Founded in 2009, the label was a product of Sombreuil’s twin passions: painting and music. She explains how she “want[ed] to participate in those worlds as more than just an observer,” so began designing fantasy merch for hardcore bands. She was drawn to t‑shirts as they were “easy to circulate, wearable and accessible to my own community, especially in the music scene”.
Upcycling vintage tees with scribbled slogans, surrealist graphics and abstract colours, the brand quickly gained a reputation for clothes “that are beautiful but challenging and charged”. And while repurposing old garms is increasingly a focus in an industry (belatedly) attempting to be more sustainable, the LA native has always adored the process.
“I just love worn-in clothes. There is no way to imitate [the feel]. It’s like fermented food – it contains so many notes and subtleties, and it requires time, which is the most valuable thing of all. Used clothes are imperfect and wabi-sabi,” Sombreuil says, referencing the Japanese principle of embracing flaws. “That’s my shit.”
Loyal to the aesthetic of underground culture – or that of her favourite, non-mainstream music artists – Sombreuil is determined to “push back against making anything too branded, too easy-to-wear or too readily known. Subculture is often ‘sub’ because it contains layers and resists the instant interpretation or understanding. I really love bringing that energy to the big, dynamic, wild world of streetwear.”
Those principles are front and centre in her new collection. Happily conceding that “[time] efficiency isn’t my thing,” the designer “spent weeks drawing star and sun shapes” while listening to Tricky, Merzbow, MV Carbon and Kites. “I try to be true to my actual impulses and tastes rather than being led around by my audience, which I think is a disaster for any artist… [It’s] a slippery slope, especially in an age when you can receive feedback about your work almost instantly.”
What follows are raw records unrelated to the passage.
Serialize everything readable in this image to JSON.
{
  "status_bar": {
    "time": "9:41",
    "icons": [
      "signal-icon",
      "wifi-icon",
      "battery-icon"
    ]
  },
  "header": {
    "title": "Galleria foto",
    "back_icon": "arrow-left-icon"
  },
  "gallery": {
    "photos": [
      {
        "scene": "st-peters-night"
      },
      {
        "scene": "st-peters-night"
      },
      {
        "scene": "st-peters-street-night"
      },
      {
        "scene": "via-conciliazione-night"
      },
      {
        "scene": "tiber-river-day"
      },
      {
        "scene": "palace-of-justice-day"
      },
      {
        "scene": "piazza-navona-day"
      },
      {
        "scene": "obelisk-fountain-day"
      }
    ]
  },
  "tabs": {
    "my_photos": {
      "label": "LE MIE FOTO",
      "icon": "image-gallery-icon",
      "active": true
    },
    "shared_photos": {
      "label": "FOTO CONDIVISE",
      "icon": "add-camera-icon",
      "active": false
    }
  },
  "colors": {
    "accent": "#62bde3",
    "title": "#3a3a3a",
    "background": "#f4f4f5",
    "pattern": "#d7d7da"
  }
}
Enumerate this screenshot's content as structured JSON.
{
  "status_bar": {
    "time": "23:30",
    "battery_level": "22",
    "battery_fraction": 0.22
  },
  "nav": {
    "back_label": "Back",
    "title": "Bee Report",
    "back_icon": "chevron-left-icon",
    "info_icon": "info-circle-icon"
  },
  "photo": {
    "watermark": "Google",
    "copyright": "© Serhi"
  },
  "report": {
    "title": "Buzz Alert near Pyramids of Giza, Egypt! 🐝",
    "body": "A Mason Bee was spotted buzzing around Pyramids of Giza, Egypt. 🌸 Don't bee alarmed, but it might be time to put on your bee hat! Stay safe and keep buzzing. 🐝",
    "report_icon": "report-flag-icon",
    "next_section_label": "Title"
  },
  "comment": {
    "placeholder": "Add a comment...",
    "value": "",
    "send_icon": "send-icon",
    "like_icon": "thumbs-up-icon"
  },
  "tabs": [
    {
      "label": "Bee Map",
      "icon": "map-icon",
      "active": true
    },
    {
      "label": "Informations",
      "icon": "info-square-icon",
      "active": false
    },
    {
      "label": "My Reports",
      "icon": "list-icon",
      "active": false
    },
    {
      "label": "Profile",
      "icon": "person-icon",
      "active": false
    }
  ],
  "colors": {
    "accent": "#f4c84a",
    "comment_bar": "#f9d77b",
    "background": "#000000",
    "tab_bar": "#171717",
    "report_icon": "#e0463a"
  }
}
The resulting line is, in part, an homage to her collection of stained-glass belt buckles, playfully rendered in a series of slapdash, patchwork-esque painted tees, trousers and co-ords.
And, next? Well, as someone who likes to move on: after taking inspiration from music, would she like to reverse the creative flow and design merch for any particular artists? “Right now it would be the Japanese noise artist Masonna, or Mykki Blanco,” Sonya Sombreuil replies. “But sometimes I just want to make merch for someone like Kid Cudi.”
Multi-million-selling rap or Japanese noise: whatever the genre or profile, they’d be lucky to have her.